Le meeting politique du candidat de l’opposition Paul Hounkpè bat son plein en ce début d’après-midi à Ouidah, marquant la première étape de sa tournée dans le département de l’Atlantique ce mardi 31 mars 2026. Dans une ambiance électrique, militants et sympathisants, massivement mobilisés, donnent de la voix pour soutenir le duo Hounkpè–Hounwanou engagé dans la course à la présidentielle du 12 avril prochain .

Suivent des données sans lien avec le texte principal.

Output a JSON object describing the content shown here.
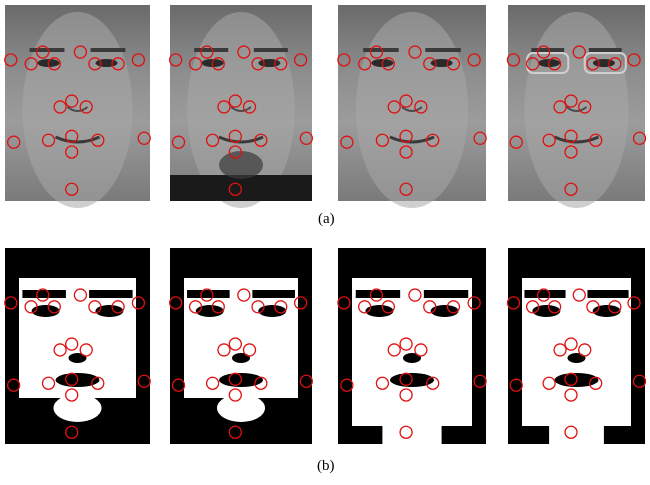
{
  "figure": {
    "captions": {
      "top": "(a)",
      "bottom": "(b)"
    },
    "landmark_color": "#e01010",
    "row_a": {
      "kind": "grayscale face photographs with facial landmark circles",
      "count": 4
    },
    "row_b": {
      "kind": "binarized face images with facial landmark circles",
      "count": 4
    }
  }
}
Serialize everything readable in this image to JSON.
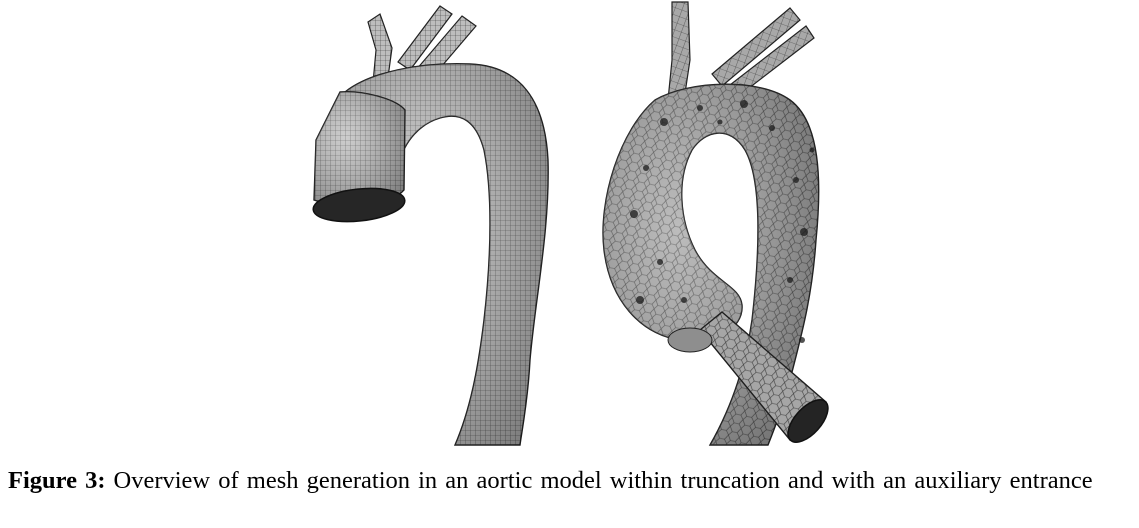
{
  "caption": {
    "label": "Figure 3:",
    "text": "Overview of mesh generation in an aortic model within truncation and with an auxiliary entrance"
  },
  "colors": {
    "mesh_fill_left": "#b8b8b8",
    "mesh_fill_right": "#9c9c9c",
    "mesh_line": "#2a2a2a",
    "opening": "#202020"
  }
}
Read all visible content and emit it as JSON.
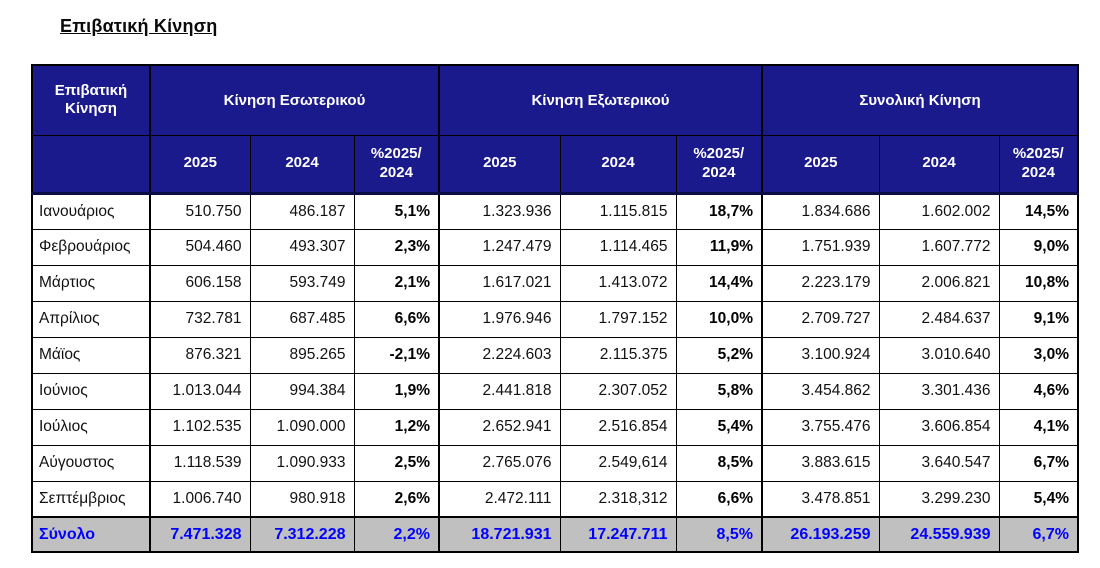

Mais au-delà de la ferveur populaire, c’est surtout la déclaration de Houdou Ali, représentant des forces coalisées de l’opposition, qui a retenu l’attention et donné une tonalité particulière à ce rassemblement.
Prenant la parole devant une foule attentive, l’orateur a tenu un discours ferme sur les conditions d’organisation du scrutin.
« Nous sommes prêts pour le combat, mais pas dans l’obscurité », a-t-il lancé d’entrée, déclenchant une vague d’applaudissements.
Dans une intervention structurée et sans détour, Houdou Ali a mis en garde contre ce qu’il considère comme un déséquilibre dans l’appareil électoral. Selon lui, le candidat de la mouvance, Romuald Wadagni, disposerait de relais au sein d’institutions clés comme la Commission électorale nationale autonome (Céna) et la Cour constitutionnelle, alors que le candidat de l’opposition n’y serait pas représenté.
« Nous ne pouvons pas aller aux élections dans l’obscurité », a-t-il insisté avec gravité, appelant à des garanties claires pour assurer la transparence, l’équité et la crédibilité du scrutin.
Cette déclaration, fortement applaudie, a trouvé un écho particulier auprès des militants présents, qui y voient une exigence légitime dans un contexte électoral jugé sensible. Elle traduit également une stratégie de l’opposition visant à placer la question de la gouvernance électorale au cœur du débat politique.
Autour de Paul Hounkpè, dont la candidature portée par la FCBE se veut une alternative fondée sur le dialogue et la proximité , ce meeting de Ouidah apparaît ainsi comme un moment à la fois de mobilisation populaire et de clarification politique.
Alors que la campagne se poursuit avec des étapes prévues à Allada et Godomey, l’opposition semble déterminée à maintenir la pression sur les enjeux de transparence électorale, tout en consolidant son ancrage sur le terrain.